La saga Moïse Katumbi est un mélange détonant qui a fait de l’ancien gouverneur du Katanga la cible de toutes les attaques, après l’avoir poussé à prendre des initiatives inédites pour marquer sa vision, son ambition et sa rébellion. A l’instar de cette métaphore restée célèbre des trois penalties lancée en début d’année pour marquer sa désapprobation de l’initiative visant l’obtention d’un troisième mandat pour le chef de l’Etat, ainsi que son attachement au principe de l’alternance démocratique. Une initiative évidemment considérée au sein de la majorité comme un crime de lèse-majesté. Mais qui était en réalité le signe avant-coureur de l’esprit G7 - dont certaines langues disent que Moïse Katumbi pourrait être le leader - et d’une rébellion originale, au point de lui valoir, début juin, ensemble avec trois autres gouverneurs de province, des menaces de poursuites judiciaires.

N’empêche,  le mal est fait. L’homme qui vient de démissionner du PPRD et du poste de gouverneur n’était pas seulement l’un des éléments clés du pouvoir de Joseph Kabila. Il avait aussi et surtout pris, au fil du temps, les traits de celui qui était en mesure, par une offre politique audacieuse, d’activer d’intéressantes connexions parmi les partenaires traditionnels de la RDC, de diviser le clan katangais ainsi que la riche province dont il partage les racines sociologiques avec Joseph Kabila.

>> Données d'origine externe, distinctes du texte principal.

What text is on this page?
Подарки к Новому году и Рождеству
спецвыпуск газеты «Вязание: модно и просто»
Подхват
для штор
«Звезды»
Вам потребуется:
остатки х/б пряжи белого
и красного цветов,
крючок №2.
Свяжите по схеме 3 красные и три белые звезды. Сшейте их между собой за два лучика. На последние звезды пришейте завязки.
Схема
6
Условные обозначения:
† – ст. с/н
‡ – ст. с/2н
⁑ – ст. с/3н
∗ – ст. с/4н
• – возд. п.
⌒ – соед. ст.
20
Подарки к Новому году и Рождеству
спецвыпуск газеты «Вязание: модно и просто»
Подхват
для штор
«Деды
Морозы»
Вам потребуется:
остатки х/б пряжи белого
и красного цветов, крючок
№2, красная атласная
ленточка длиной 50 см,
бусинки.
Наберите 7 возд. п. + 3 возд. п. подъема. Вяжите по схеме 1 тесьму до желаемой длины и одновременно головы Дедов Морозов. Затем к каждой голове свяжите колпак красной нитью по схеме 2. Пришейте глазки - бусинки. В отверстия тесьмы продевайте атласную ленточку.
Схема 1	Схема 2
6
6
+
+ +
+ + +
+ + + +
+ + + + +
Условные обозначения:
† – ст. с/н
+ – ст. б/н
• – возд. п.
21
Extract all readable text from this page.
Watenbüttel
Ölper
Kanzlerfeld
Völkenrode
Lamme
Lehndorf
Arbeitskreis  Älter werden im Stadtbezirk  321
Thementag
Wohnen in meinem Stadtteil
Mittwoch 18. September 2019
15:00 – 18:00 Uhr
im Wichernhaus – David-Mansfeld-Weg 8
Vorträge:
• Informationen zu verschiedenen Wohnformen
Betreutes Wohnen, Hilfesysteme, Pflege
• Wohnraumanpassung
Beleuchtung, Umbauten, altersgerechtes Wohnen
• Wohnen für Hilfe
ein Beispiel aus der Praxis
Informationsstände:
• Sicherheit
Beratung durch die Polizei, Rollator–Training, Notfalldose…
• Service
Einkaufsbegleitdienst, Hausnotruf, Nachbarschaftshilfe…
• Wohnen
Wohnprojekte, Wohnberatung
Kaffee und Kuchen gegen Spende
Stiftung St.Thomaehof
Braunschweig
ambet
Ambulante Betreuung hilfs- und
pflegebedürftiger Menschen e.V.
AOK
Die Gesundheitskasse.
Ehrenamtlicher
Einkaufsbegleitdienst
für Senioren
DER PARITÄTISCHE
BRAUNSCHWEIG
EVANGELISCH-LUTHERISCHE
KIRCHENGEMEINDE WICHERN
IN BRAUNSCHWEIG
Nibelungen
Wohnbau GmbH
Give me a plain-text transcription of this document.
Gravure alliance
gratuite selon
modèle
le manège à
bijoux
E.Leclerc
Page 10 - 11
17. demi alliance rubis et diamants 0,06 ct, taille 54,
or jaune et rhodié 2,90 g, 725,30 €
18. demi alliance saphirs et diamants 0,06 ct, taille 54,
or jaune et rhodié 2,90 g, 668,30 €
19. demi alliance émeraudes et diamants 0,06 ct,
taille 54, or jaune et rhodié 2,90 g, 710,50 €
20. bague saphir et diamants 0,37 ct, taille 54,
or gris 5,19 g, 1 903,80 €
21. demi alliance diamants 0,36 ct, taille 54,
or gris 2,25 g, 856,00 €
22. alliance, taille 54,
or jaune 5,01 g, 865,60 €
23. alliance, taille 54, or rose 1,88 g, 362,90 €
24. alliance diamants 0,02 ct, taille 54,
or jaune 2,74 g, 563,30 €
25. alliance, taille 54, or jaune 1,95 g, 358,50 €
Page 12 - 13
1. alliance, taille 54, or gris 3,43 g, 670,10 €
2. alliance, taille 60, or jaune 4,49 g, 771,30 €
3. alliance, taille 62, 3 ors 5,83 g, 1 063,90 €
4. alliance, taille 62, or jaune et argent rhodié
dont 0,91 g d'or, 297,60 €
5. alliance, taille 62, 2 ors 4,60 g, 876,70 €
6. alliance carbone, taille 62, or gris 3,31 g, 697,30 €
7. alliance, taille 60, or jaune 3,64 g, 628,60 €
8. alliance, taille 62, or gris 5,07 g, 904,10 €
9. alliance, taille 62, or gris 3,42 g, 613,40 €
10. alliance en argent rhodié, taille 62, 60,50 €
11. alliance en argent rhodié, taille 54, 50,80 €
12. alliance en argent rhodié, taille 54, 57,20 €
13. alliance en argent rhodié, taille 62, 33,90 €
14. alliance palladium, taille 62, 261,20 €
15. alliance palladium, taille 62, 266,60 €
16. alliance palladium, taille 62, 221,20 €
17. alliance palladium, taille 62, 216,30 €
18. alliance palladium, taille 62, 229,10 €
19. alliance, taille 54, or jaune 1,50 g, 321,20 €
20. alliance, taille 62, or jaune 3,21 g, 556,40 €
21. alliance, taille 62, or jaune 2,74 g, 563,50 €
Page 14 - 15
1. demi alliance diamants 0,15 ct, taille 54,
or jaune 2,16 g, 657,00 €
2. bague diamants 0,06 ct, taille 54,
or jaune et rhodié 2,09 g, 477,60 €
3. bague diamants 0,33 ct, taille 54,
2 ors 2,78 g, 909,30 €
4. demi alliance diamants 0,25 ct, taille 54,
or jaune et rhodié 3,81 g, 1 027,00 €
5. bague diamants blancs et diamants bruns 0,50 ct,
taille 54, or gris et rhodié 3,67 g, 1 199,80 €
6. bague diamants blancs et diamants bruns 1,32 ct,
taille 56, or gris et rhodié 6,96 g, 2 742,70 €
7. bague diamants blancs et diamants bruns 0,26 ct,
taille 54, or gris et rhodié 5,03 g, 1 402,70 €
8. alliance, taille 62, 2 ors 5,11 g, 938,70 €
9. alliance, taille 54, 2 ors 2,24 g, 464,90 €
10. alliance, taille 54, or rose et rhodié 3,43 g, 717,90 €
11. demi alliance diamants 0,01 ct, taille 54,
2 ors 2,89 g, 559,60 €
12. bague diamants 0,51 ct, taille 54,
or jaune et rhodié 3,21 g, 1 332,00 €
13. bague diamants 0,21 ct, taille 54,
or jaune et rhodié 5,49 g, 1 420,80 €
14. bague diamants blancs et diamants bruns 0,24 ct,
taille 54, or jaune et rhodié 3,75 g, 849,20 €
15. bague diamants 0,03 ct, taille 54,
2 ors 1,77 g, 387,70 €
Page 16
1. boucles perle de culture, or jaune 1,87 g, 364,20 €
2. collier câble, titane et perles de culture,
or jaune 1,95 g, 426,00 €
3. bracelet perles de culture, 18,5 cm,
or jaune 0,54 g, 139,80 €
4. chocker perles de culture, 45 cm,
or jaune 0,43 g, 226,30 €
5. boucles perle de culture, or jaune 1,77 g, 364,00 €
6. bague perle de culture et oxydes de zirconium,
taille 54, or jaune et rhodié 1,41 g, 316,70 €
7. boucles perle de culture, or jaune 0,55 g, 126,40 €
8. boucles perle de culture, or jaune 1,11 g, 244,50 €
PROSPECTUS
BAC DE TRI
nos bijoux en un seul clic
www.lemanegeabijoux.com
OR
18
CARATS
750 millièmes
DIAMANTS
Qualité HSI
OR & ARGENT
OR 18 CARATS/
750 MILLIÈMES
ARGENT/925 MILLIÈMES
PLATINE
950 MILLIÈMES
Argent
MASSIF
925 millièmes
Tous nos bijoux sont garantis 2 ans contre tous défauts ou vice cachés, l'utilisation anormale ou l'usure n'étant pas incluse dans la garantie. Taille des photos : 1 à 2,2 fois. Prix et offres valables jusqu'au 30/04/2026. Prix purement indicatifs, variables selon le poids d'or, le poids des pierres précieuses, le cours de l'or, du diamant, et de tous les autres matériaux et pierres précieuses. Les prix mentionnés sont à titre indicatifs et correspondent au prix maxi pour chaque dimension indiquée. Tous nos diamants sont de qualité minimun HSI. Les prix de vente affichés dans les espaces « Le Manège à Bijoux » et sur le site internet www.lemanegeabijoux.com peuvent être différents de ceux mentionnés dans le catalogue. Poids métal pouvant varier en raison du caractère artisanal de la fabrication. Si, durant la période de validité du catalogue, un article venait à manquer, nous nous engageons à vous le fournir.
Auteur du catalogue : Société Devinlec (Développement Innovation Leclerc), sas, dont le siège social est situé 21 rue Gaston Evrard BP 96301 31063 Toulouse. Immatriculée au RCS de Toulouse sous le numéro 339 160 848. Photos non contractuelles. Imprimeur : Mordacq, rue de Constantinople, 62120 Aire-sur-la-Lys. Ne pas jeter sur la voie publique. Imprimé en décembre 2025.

La question n’est donc plus, à ce stade, de savoir à quand la prochaine défection et qui risque-t-elle de concerner tant sur la scène politique nationale qu’à l’échelle du Katanga. Elle interroge plutôt l’avenir le plus proche des Congolais quant à l’impact des récents développements, y compris le divorce fracassant de Moïse Katumbi avec la majorité,  sur le débat politique, en termes de recomposition du paysage politique et du sort du cycle électoral dont le tangage, depuis le début de l’année, a fini par désespérer les plus optimistes des pronostiqueurs.

Tout récemment, la «bipolarisation» était apparue comme  la conséquence inéluctable d’une évolution qui tendait à mettre face à face deux camps lancés, l’un et l’autre, dans une bataille féroce pour, le premier, la conservation du pouvoir et, le deuxième, à défaut de sa conquête, à tout le moins le respect des dispositions impératives de la constitution et du principe de l’alternance.

C’est un phénomène qui plonge ses racines loin dans les avatars de la politique zaïro-congolaise des années 90. L’impasse politique issue de la conférence nationale souveraine avait projeté une scène politique fragmentée en deux camps opposés. Le premier, assimilé au statu quo, était représenté par les Forces Politiques du Conclave (FPC), une coalition organisée autour du MPR, parti politique dont le maréchal Mobutu était le fondateur, et comprenant les forces politiques et sociales soutenant le chef de l’Etat de l’époque. Le deuxième, se présentant comme le camp du changement, comptait les forces politiques et sociales réclamant le départ du président de la République de l’époque, avec l’Udps comme locomotive.

Seulement voilà, il eut aussi une troisième voie, représentée à l’époque par ceux qu’on avait appelés «les experts» rangés derrière Léon Kengo wa Dondo à travers l’Union des Démocrates Indépendants (UDI), dissident en premières noces de la famille politique du maréchal Mobutu, puis, accueilli par l’opposition, deuxième fois dissident, cette fois de celle-ci, sous la bannière d’une plateforme appelée «URD».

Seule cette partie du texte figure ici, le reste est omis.